Sunday, September 18, 2011

19 Stars

My face is blotchy and my eyes are a bright turquoise. It's the first thing I noticed when I walked into the bathroom and you know what? I don't care. I'm owning up to it. Yup, that's right everyone, I was crying. I am a sad, broken little girl and I was crying just like a sad, broken little girl should be. Stupid, I know. Pathetic, definitely. But I am living this project now, and that's what I've got.

And you all think my eyes are pretty normally. You should see them when my face is bright red and full of tears. Seriously, they turn turquoise.

I felt it happening, the tears bubbling up from my toes. Here I am, walking on campus, crying once again. Seriously, there should be some kind of article written about me and the number of people who have seen me on the phone with my mom in tears walking down Liacouras Walk. It's absurd. Especially for someone who hates crying.

So I climbed the stairs of Anderson Hall, up to the roof deck where there's that pitiful square of grass that attempts to be a park or something. I laid down, looked up, and by God, there were stars. 19 of them. Ya, I counted. I laid there in that grass, in the quiet solitude, with nothing but the stars and my tears and realized, I have no idea what I'm doing. Sometimes I think you all know who I am more than I do. I think that's why I've been spending so much time alone lately. I've come to terms with the fact that when I'm associating myself with others, I know exactly who I am, how I act, what I think and what I feel. But if I'm ever left in a room with only myself for company, all of that disappears. It's weird, and I'm wondering if that's abnormal. It's got to be right? I've got to figure out how to be comfortable with myself in relation to myself.
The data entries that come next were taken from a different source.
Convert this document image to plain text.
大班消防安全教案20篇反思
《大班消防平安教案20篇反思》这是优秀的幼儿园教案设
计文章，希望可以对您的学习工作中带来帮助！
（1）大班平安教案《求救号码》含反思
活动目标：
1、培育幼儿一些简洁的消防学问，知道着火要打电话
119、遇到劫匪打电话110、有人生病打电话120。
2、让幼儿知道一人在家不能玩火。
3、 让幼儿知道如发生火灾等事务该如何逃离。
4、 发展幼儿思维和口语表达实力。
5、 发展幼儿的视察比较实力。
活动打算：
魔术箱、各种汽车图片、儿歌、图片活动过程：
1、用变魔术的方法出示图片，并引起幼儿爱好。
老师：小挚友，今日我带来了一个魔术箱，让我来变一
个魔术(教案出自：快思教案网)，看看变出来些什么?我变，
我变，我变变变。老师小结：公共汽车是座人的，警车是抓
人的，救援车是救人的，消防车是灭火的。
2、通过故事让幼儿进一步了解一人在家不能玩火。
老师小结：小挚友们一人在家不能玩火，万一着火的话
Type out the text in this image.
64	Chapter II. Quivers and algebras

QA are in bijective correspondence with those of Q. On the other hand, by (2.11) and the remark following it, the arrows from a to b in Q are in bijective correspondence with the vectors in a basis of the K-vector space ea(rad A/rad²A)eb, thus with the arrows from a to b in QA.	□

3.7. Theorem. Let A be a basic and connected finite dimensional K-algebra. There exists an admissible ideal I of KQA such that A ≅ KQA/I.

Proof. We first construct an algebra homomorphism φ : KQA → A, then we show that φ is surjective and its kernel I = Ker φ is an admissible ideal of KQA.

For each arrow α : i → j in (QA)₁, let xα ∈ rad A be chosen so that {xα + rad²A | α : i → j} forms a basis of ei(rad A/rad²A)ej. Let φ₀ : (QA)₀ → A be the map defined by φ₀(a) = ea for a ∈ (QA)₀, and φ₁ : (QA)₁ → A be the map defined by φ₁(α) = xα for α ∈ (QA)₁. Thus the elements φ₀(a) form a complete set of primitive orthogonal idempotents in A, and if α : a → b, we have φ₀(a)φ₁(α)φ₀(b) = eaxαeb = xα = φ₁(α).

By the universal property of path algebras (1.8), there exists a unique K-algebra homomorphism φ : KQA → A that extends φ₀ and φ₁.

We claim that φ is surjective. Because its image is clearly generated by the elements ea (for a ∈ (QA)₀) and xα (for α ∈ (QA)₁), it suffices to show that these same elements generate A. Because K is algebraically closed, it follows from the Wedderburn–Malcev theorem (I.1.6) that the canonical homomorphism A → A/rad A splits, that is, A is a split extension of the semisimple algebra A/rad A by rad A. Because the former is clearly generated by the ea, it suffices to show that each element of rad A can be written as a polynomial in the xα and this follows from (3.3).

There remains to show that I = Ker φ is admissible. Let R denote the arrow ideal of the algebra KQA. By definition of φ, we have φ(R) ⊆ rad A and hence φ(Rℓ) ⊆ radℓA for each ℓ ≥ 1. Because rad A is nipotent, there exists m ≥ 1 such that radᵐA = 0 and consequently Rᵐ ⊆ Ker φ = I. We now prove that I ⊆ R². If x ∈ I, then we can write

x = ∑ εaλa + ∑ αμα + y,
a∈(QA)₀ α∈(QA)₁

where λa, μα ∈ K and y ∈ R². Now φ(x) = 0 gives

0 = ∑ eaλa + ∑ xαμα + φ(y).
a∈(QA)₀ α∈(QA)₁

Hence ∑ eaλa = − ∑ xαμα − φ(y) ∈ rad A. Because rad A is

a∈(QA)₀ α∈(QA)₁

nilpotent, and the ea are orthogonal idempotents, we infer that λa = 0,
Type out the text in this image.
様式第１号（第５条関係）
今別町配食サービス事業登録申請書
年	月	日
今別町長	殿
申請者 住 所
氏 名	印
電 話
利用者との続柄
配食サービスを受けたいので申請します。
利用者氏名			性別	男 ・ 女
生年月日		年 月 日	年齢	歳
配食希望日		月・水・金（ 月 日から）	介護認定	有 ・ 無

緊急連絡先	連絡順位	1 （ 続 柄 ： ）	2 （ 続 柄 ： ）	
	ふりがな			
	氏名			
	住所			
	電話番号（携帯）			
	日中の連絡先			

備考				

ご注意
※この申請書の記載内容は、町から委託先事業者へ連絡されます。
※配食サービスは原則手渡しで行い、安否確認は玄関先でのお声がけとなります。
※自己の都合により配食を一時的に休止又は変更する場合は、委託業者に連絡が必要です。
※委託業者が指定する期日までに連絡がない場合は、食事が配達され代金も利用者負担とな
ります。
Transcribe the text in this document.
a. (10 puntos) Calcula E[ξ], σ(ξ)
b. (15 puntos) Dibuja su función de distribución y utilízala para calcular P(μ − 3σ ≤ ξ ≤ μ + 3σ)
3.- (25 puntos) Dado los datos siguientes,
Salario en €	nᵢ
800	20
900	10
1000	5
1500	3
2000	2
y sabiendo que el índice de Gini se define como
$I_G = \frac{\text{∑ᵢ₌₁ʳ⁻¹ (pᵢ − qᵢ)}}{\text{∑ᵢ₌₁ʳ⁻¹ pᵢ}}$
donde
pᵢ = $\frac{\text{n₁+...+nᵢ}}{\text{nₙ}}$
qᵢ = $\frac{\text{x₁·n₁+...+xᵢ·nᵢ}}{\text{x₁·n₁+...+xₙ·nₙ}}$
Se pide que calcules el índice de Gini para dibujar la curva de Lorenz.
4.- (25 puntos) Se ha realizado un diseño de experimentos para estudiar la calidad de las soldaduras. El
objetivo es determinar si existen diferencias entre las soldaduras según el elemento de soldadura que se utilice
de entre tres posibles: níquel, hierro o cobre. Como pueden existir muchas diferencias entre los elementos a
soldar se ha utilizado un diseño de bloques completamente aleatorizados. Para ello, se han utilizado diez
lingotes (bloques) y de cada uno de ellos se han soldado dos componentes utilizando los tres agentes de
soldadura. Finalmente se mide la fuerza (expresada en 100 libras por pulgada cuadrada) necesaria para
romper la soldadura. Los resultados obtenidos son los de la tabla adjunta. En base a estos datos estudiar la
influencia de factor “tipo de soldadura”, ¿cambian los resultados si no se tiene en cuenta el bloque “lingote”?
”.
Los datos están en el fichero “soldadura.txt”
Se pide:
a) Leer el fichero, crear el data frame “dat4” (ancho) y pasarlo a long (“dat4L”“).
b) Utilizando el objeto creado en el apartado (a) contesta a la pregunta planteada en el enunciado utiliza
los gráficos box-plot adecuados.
Besides the very evident fact that I need to stop relying on others because finding reliable people these days has proven to be something of a very nearly impossible task.

Transience. I need that.


I'm overwhelmed with everything I've set in motion for myself. All of the tasks at hand, and the dreams and goals and people. But at the same time, I don't feel as though I'm doing enough. I don't know how that's possible. Literally, I wake up at 6 or 7 every morning, typically leave the house by 8 and definitely won't get back until about 9 or 10pm at the earliest. And almost every hour, I have something extremely specific to be doing. How do I think I can be doing more? I asked my mom if I was crazy and she told me yes. Joking of course, but still...

 I hate you. You're so honest and it's awesome. And I know you don't think it's awesome, but I really do. And you do it so easily. Not just with yourself, but with everybody.


You know why I love you? Because you don't let on. You're going to go into that rehearsal and no one is going to know that anything is wrong. 


One day, you'll think it's awesome too.